Prima qualche timida voce, poi il muro del silenzio si è rotto e adesso, anche se non ufficialmente, sta emergendo la realtà in tutta la sua dimensione: il Covid è entrato anche alla “Prysmian” di Arco Felice e ha già costretto all’isolamento domestico non pochi lavoratori.

Secondo le indiscrezioni in nostro possesso, i contagiati tra gli operai della fabbrica di Arco Felice ammonterebbero, ad oggi, ad un numero complessivo compreso tra le 20 e le 30 unità, appartenenti a varie linee produttive.

Insomma, un vero e proprio focolaio venuto alle luce nelle ultime due settimane, proprio grazie ad uno screening preventivo da parte dell’azienda, che ha sottoposto i propri dipendenti ad una serie di tamponi su base volontaria, il cui esito non è stato per nulla confortante.

Per fortuna (a quanto si apprende da fonti attendibili) solo pochi casi sarebbero sintomatici.

Se però possiamo immaginare che dalla proprietà dello stabilimento (dove l’attività prosegue regolarmente, anche se con organico ridotto per via delle quarantene) non si abbia alcun interesse a divulgare una notizia del genere,  rimaniamo sconcertati dal fatto che nessun organo istituzionale locale preposto alla tutela della salute dei cittadini abbia fornito alla collettività una informazione di così grande interesse  per la nostra comunità, visto che la stragrande maggioranza dei dipendenti Prysmian vive a Pozzuoli e nei Campi Flegrei, con tutti i potenziali rischi di infezione per un numero considerevole di famiglie venute a contatto con questi sfortunati lavoratori.

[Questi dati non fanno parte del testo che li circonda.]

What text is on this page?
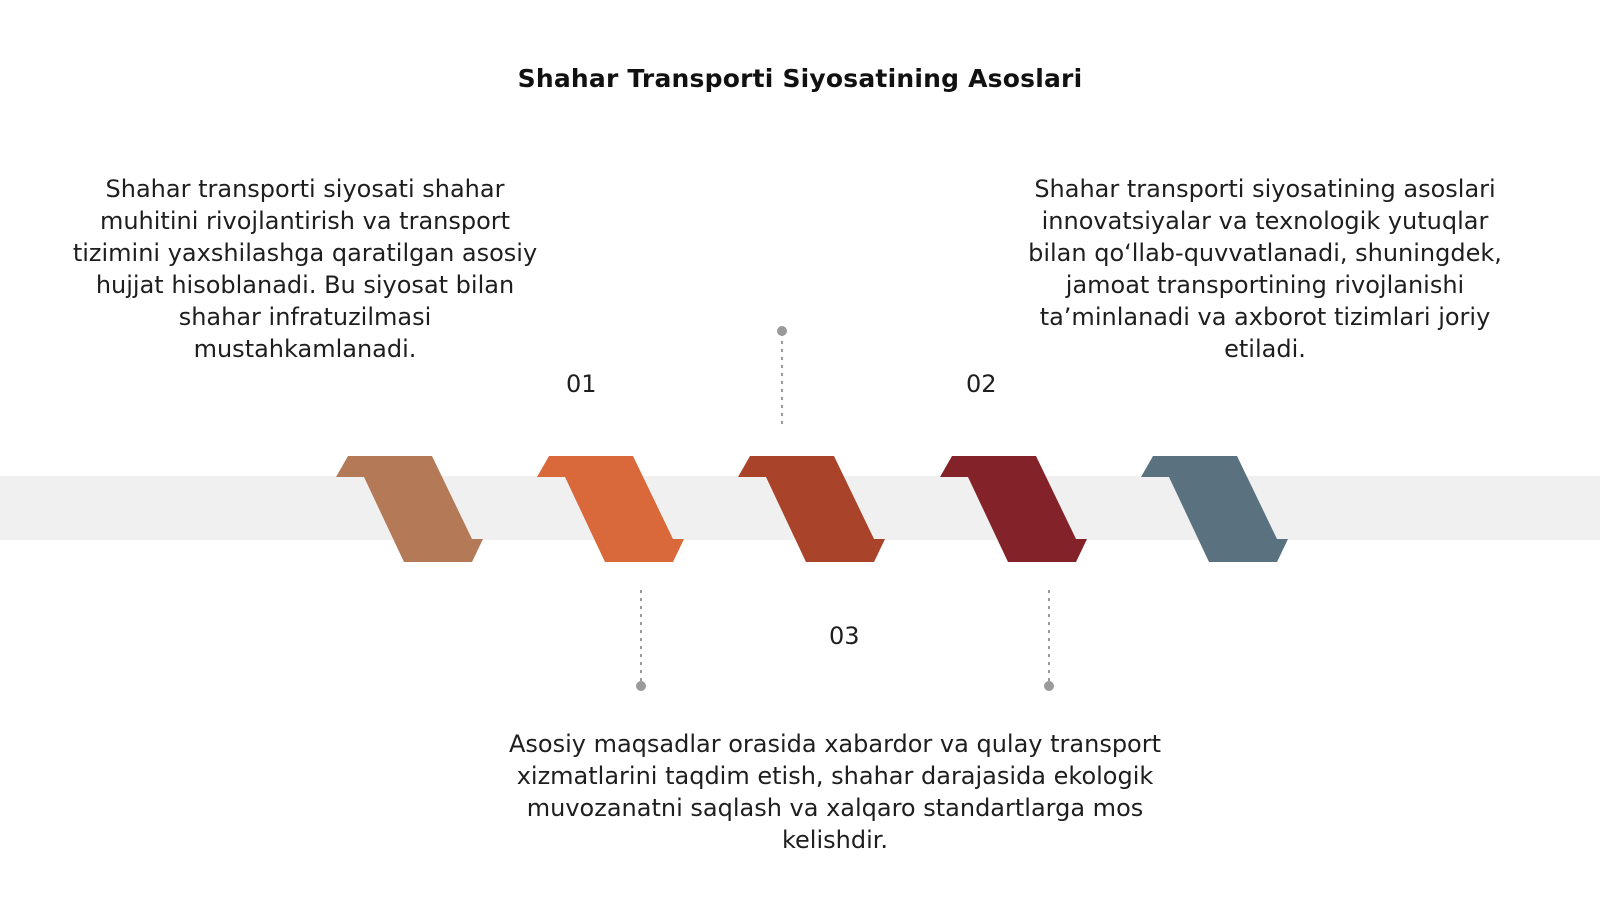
Shahar Transporti Siyosatining Asoslari
Shahar transporti siyosati shahar muhitini rivojlantirish va transport tizimini yaxshilashga qaratilgan asosiy hujjat hisoblanadi. Bu siyosat bilan shahar infratuzilmasi mustahkamlanadi.
Shahar transporti siyosatining asoslari innovatsiyalar va texnologik yutuqlar bilan qo‘llab-quvvatlanadi, shuningdek, jamoat transportining rivojlanishi ta’minlanadi va axborot tizimlari joriy etiladi.
Asosiy maqsadlar orasida xabardor va qulay transport xizmatlarini taqdim etish, shahar darajasida ekologik muvozanatni saqlash va xalqaro standartlarga mos kelishdir.
01	02
03
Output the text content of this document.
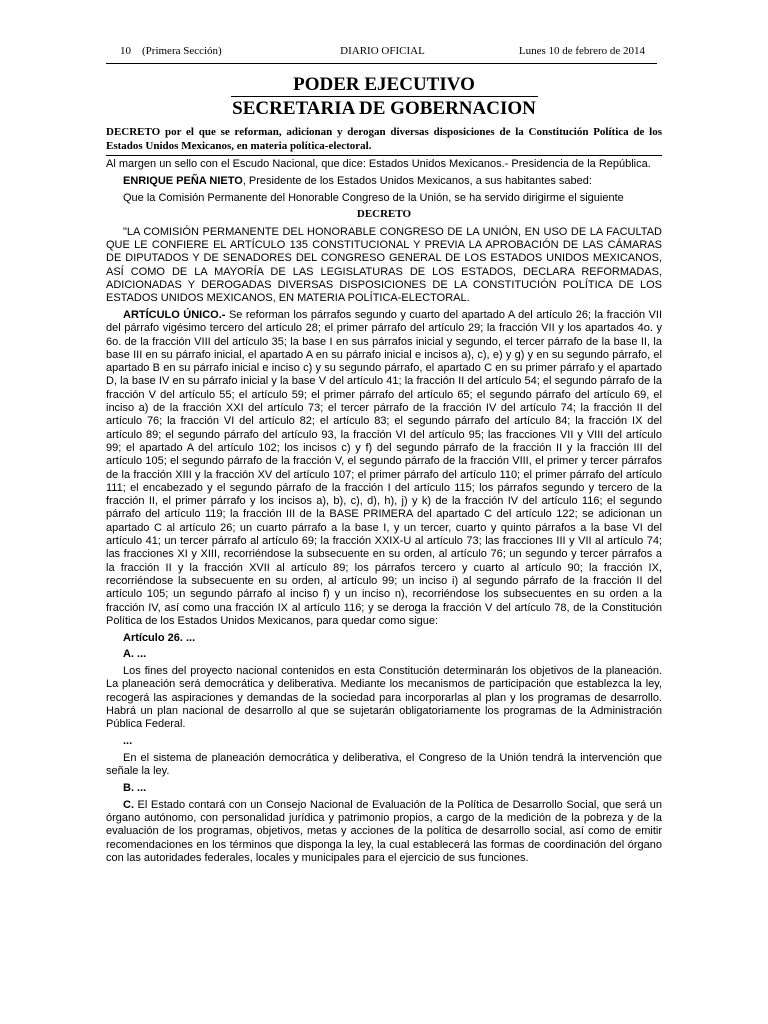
10 (Primera Sección)	DIARIO OFICIAL	Lunes 10 de febrero de 2014
PODER EJECUTIVO
SECRETARIA DE GOBERNACION
DECRETO por el que se reforman, adicionan y derogan diversas disposiciones de la Constitución Política de los Estados Unidos Mexicanos, en materia política-electoral.

Al margen un sello con el Escudo Nacional, que dice: Estados Unidos Mexicanos.- Presidencia de la República.

ENRIQUE PEÑA NIETO, Presidente de los Estados Unidos Mexicanos, a sus habitantes sabed:

Que la Comisión Permanente del Honorable Congreso de la Unión, se ha servido dirigirme el siguiente

DECRETO

"LA COMISIÓN PERMANENTE DEL HONORABLE CONGRESO DE LA UNIÓN, EN USO DE LA FACULTAD QUE LE CONFIERE EL ARTÍCULO 135 CONSTITUCIONAL Y PREVIA LA APROBACIÓN DE LAS CÁMARAS DE DIPUTADOS Y DE SENADORES DEL CONGRESO GENERAL DE LOS ESTADOS UNIDOS MEXICANOS, ASÍ COMO DE LA MAYORÍA DE LAS LEGISLATURAS DE LOS ESTADOS, DECLARA REFORMADAS, ADICIONADAS Y DEROGADAS DIVERSAS DISPOSICIONES DE LA CONSTITUCIÓN POLÍTICA DE LOS ESTADOS UNIDOS MEXICANOS, EN MATERIA POLÍTICA-ELECTORAL.

ARTÍCULO ÚNICO.- Se reforman los párrafos segundo y cuarto del apartado A del artículo 26; la fracción VII del párrafo vigésimo tercero del artículo 28; el primer párrafo del artículo 29; la fracción VII y los apartados 4o. y 6o. de la fracción VIII del artículo 35; la base I en sus párrafos inicial y segundo, el tercer párrafo de la base II, la base III en su párrafo inicial, el apartado A en su párrafo inicial e incisos a), c), e) y g) y en su segundo párrafo, el apartado B en su párrafo inicial e inciso c) y su segundo párrafo, el apartado C en su primer párrafo y el apartado D, la base IV en su párrafo inicial y la base V del artículo 41; la fracción II del artículo 54; el segundo párrafo de la fracción V del artículo 55; el artículo 59; el primer párrafo del artículo 65; el segundo párrafo del artículo 69, el inciso a) de la fracción XXI del artículo 73; el tercer párrafo de la fracción IV del artículo 74; la fracción II del artículo 76; la fracción VI del artículo 82; el artículo 83; el segundo párrafo del artículo 84; la fracción IX del artículo 89; el segundo párrafo del artículo 93, la fracción VI del artículo 95; las fracciones VII y VIII del artículo 99; el apartado A del artículo 102; los incisos c) y f) del segundo párrafo de la fracción II y la fracción III del artículo 105; el segundo párrafo de la fracción V, el segundo párrafo de la fracción VIII, el primer y tercer párrafos de la fracción XIII y la fracción XV del artículo 107; el primer párrafo del artículo 110; el primer párrafo del artículo 111; el encabezado y el segundo párrafo de la fracción I del artículo 115; los párrafos segundo y tercero de la fracción II, el primer párrafo y los incisos a), b), c), d), h), j) y k) de la fracción IV del artículo 116; el segundo párrafo del artículo 119; la fracción III de la BASE PRIMERA del apartado C del artículo 122; se adicionan un apartado C al artículo 26; un cuarto párrafo a la base I, y un tercer, cuarto y quinto párrafos a la base VI del artículo 41; un tercer párrafo al artículo 69; la fracción XXIX-U al artículo 73; las fracciones III y VII al artículo 74; las fracciones XI y XIII, recorriéndose la subsecuente en su orden, al artículo 76; un segundo y tercer párrafos a la fracción II y la fracción XVII al artículo 89; los párrafos tercero y cuarto al artículo 90; la fracción IX, recorriéndose la subsecuente en su orden, al artículo 99; un inciso i) al segundo párrafo de la fracción II del artículo 105; un segundo párrafo al inciso f) y un inciso n), recorriéndose los subsecuentes en su orden a la fracción IV, así como una fracción IX al artículo 116; y se deroga la fracción V del artículo 78, de la Constitución Política de los Estados Unidos Mexicanos, para quedar como sigue:

Artículo 26. ...

A. ...

Los fines del proyecto nacional contenidos en esta Constitución determinarán los objetivos de la planeación. La planeación será democrática y deliberativa. Mediante los mecanismos de participación que establezca la ley, recogerá las aspiraciones y demandas de la sociedad para incorporarlas al plan y los programas de desarrollo. Habrá un plan nacional de desarrollo al que se sujetarán obligatoriamente los programas de la Administración Pública Federal.

...

En el sistema de planeación democrática y deliberativa, el Congreso de la Unión tendrá la intervención que señale la ley.

B. ...

C. El Estado contará con un Consejo Nacional de Evaluación de la Política de Desarrollo Social, que será un órgano autónomo, con personalidad jurídica y patrimonio propios, a cargo de la medición de la pobreza y de la evaluación de los programas, objetivos, metas y acciones de la política de desarrollo social, así como de emitir recomendaciones en los términos que disponga la ley, la cual establecerá las formas de coordinación del órgano con las autoridades federales, locales y municipales para el ejercicio de sus funciones.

A questo punto c’è da chiedersi (e giriamo il quesito all’Asl Napoli 2 Nord e al Sindaco di Pozzuoli, massima autorità sanitaria sul territorio) in che modo questo focolaio possa aver contribuito a far crescere in maniera esponenziale i casi positivi di Covid a Pozzuoli nel solo mese di ottobre, in cui  si sono già registrati fino a ieri 233 contagiati, 221 dei quali addirittura negli ultimi 13 giorni.

Un dato che, se confrontato  con i 108 casi emersi nei cinque mesi compresi tra il 1°marzo ed il  31 luglio, fa non poco riflettere e che  in molti si chiedono se possa essere attribuito soltanto ai postumi del periodo vacanziero e alle tre settimane di ripresa delle attività scolastiche in presenza tra il 24 settembre e il 15 ottobre.

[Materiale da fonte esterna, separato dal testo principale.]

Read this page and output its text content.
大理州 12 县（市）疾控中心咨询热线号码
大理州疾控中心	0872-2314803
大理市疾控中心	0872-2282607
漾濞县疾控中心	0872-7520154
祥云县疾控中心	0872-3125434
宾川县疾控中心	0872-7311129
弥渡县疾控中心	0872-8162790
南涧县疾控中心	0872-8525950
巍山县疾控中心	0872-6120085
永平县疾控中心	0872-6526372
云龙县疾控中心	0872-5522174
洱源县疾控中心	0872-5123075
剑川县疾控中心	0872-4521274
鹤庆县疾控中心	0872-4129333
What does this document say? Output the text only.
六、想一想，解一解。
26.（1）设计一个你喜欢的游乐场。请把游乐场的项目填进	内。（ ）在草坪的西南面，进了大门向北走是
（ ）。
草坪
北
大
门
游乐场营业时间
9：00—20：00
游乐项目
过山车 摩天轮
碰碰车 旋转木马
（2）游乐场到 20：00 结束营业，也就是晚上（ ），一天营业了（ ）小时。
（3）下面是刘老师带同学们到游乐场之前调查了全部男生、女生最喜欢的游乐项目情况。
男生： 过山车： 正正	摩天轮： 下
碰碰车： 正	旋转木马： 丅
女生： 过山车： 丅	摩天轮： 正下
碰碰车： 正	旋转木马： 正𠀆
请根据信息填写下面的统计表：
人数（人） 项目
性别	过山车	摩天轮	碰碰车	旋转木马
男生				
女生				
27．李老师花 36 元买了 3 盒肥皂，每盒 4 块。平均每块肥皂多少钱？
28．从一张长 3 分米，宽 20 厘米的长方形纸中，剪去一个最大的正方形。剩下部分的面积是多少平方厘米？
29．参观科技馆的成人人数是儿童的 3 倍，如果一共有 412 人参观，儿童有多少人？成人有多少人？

Attendiamo ovviamente risposte, dalla Prysmian, dall’Asl e da Figliolia: anche e soprattutto per capire come si sta gestendo questa situazione nell’ottica della tutela della salute di tutti i lavoratori della rinomata azienda e, di conseguenza, per la salute pubblica sul nostro territorio.

Speriamo che stavolta qualcuno ci risponda e non faccia orecchie da mercante come quando, durante il periodo del lockdown, chiedevamo a gran voce di capire se non rappresentasse un formidabile potenziale veicolo di contagio il fatto che gli operai Prysmian, con la chiusura degli spogliatoi interni, fossero costretti ad entrare in fabbrica già indossando le tute da lavoro e a rincasare senza potersi cambiare.